# Seiko Grey Ghost



## bobbysamd (Apr 2, 2005)

Nice, lightweight Ti construction for excellent comfort. Great classic dial with atomic lume. Battery replacement is a non-issue because of the kinetic movement, with the caveat being is you have to wear the watch or spin the weight as you would an automatic to maintain battery charge. Accuracy is always a non-issue for quartz, with this watch gaining three seconds in four weeks. The bracelet has a fold-out wetsuit extension. The flat crystal is very slightly recessed from the bezel. At first, the bezel was hard to rotate, but time and a spray of WD-40 (perhaps not the wisest thing to do) cured that problem. The bezel teeth are polished and look great, but probably didn't help the turning problem.

The brushed Ti does not seem as hard as Citizen Duratect, but I have no problem with that. In addition, the watch, at 40 mm across, seems miniscule when compared to DOXA, UTS, etc., but still looks and feels right. I can see women liking this watch. As always, quality of JDM Seiko products is first-rate and greatly underrated.

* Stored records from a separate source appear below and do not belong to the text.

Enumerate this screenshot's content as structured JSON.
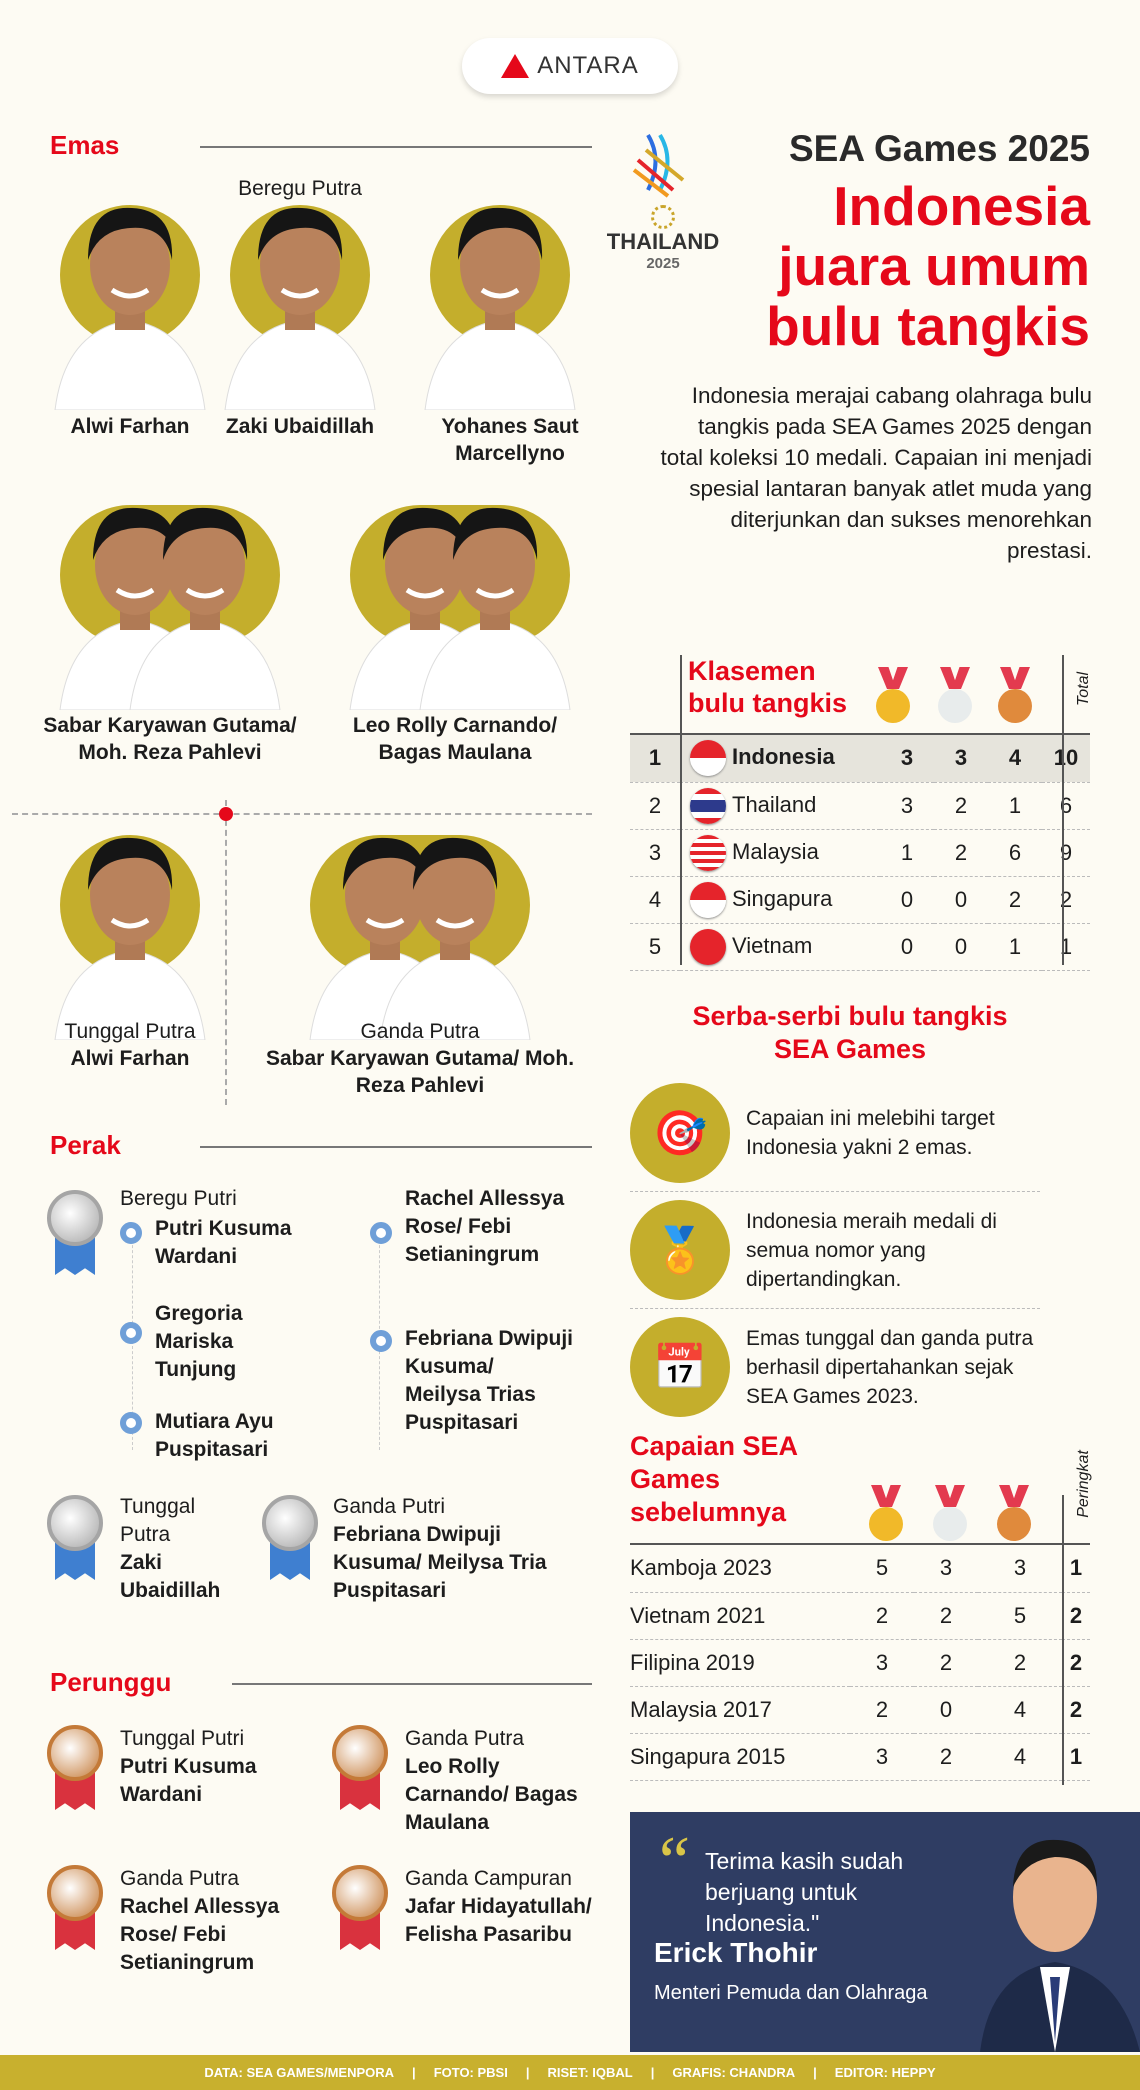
{
  "brand": "ANTARA",
  "colors": {
    "accent_red": "#e5081a",
    "gold_circle": "#c4ae2c",
    "navy": "#2f3d63",
    "footer": "#c8b02e",
    "background": "#fdfbf3"
  },
  "logo": {
    "country": "THAILAND",
    "year": "2025"
  },
  "header": {
    "title": "SEA Games 2025",
    "headline": [
      "Indonesia",
      "juara umum",
      "bulu tangkis"
    ],
    "intro": "Indonesia merajai cabang olahraga bulu tangkis pada SEA Games 2025 dengan total koleksi 10 medali. Capaian ini menjadi spesial lantaran banyak atlet muda yang diterjunkan dan sukses menorehkan prestasi."
  },
  "gold": {
    "title": "Emas",
    "team_label": "Beregu Putra",
    "team": [
      "Alwi Farhan",
      "Zaki Ubaidillah",
      "Yohanes Saut Marcellyno",
      "Sabar Karyawan Gutama/ Moh. Reza Pahlevi",
      "Leo Rolly Carnando/ Bagas Maulana"
    ],
    "singles": {
      "label": "Tunggal Putra",
      "name": "Alwi Farhan"
    },
    "doubles": {
      "label": "Ganda Putra",
      "name": "Sabar Karyawan Gutama/ Moh. Reza Pahlevi"
    }
  },
  "silver": {
    "title": "Perak",
    "team": {
      "label": "Beregu Putri",
      "members": [
        "Putri Kusuma Wardani",
        "Gregoria Mariska Tunjung",
        "Mutiara Ayu Puspitasari",
        "Rachel Allessya Rose/ Febi Setianingrum",
        "Febriana Dwipuji Kusuma/ Meilysa Trias Puspitasari"
      ]
    },
    "singles": {
      "label": "Tunggal Putra",
      "name": "Zaki Ubaidillah"
    },
    "doubles": {
      "label": "Ganda Putri",
      "name": "Febriana Dwipuji Kusuma/ Meilysa Tria Puspitasari"
    }
  },
  "bronze": {
    "title": "Perunggu",
    "items": [
      {
        "label": "Tunggal Putri",
        "name": "Putri Kusuma Wardani"
      },
      {
        "label": "Ganda Putra",
        "name": "Leo Rolly Carnando/ Bagas Maulana"
      },
      {
        "label": "Ganda Putra",
        "name": "Rachel Allessya Rose/ Febi Setianingrum"
      },
      {
        "label": "Ganda Campuran",
        "name": "Jafar Hidayatullah/ Felisha Pasaribu"
      }
    ]
  },
  "standings": {
    "title": "Klasemen bulu tangkis",
    "total_label": "Total",
    "rows": [
      {
        "rank": "1",
        "country": "Indonesia",
        "gold": "3",
        "silver": "3",
        "bronze": "4",
        "total": "10"
      },
      {
        "rank": "2",
        "country": "Thailand",
        "gold": "3",
        "silver": "2",
        "bronze": "1",
        "total": "6"
      },
      {
        "rank": "3",
        "country": "Malaysia",
        "gold": "1",
        "silver": "2",
        "bronze": "6",
        "total": "9"
      },
      {
        "rank": "4",
        "country": "Singapura",
        "gold": "0",
        "silver": "0",
        "bronze": "2",
        "total": "2"
      },
      {
        "rank": "5",
        "country": "Vietnam",
        "gold": "0",
        "silver": "0",
        "bronze": "1",
        "total": "1"
      }
    ]
  },
  "facts": {
    "title": "Serba-serbi bulu tangkis SEA Games",
    "items": [
      {
        "icon": "target-shuttlecock-icon",
        "text": "Capaian ini melebihi target Indonesia yakni 2 emas."
      },
      {
        "icon": "medals-icon",
        "text": "Indonesia meraih medali di semua nomor yang dipertandingkan."
      },
      {
        "icon": "calendar-badge-icon",
        "text": "Emas tunggal dan ganda putra berhasil dipertahankan sejak SEA Games 2023."
      }
    ]
  },
  "history": {
    "title": "Capaian SEA Games sebelumnya",
    "rank_label": "Peringkat",
    "rows": [
      {
        "event": "Kamboja 2023",
        "gold": "5",
        "silver": "3",
        "bronze": "3",
        "rank": "1"
      },
      {
        "event": "Vietnam 2021",
        "gold": "2",
        "silver": "2",
        "bronze": "5",
        "rank": "2"
      },
      {
        "event": "Filipina 2019",
        "gold": "3",
        "silver": "2",
        "bronze": "2",
        "rank": "2"
      },
      {
        "event": "Malaysia 2017",
        "gold": "2",
        "silver": "0",
        "bronze": "4",
        "rank": "2"
      },
      {
        "event": "Singapura 2015",
        "gold": "3",
        "silver": "2",
        "bronze": "4",
        "rank": "1"
      }
    ]
  },
  "quote": {
    "text": "Terima kasih sudah berjuang untuk Indonesia.\"",
    "name": "Erick Thohir",
    "role": "Menteri Pemuda dan Olahraga"
  },
  "footer": [
    "DATA: SEA GAMES/MENPORA",
    "FOTO: PBSI",
    "RISET: IQBAL",
    "GRAFIS: CHANDRA",
    "EDITOR: HEPPY"
  ]
}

Packaging included a standard Seiko Prospex cardboard box, which was just fine, especially considering the US $360 price point. The instruction sheet is well-written and comprehensive

I'm very happy with the Grey Ghost. If you are looking for a lightweight, comfortable diver that sports timeless, classic looks, along with real value, you will be happy with it, too.


----------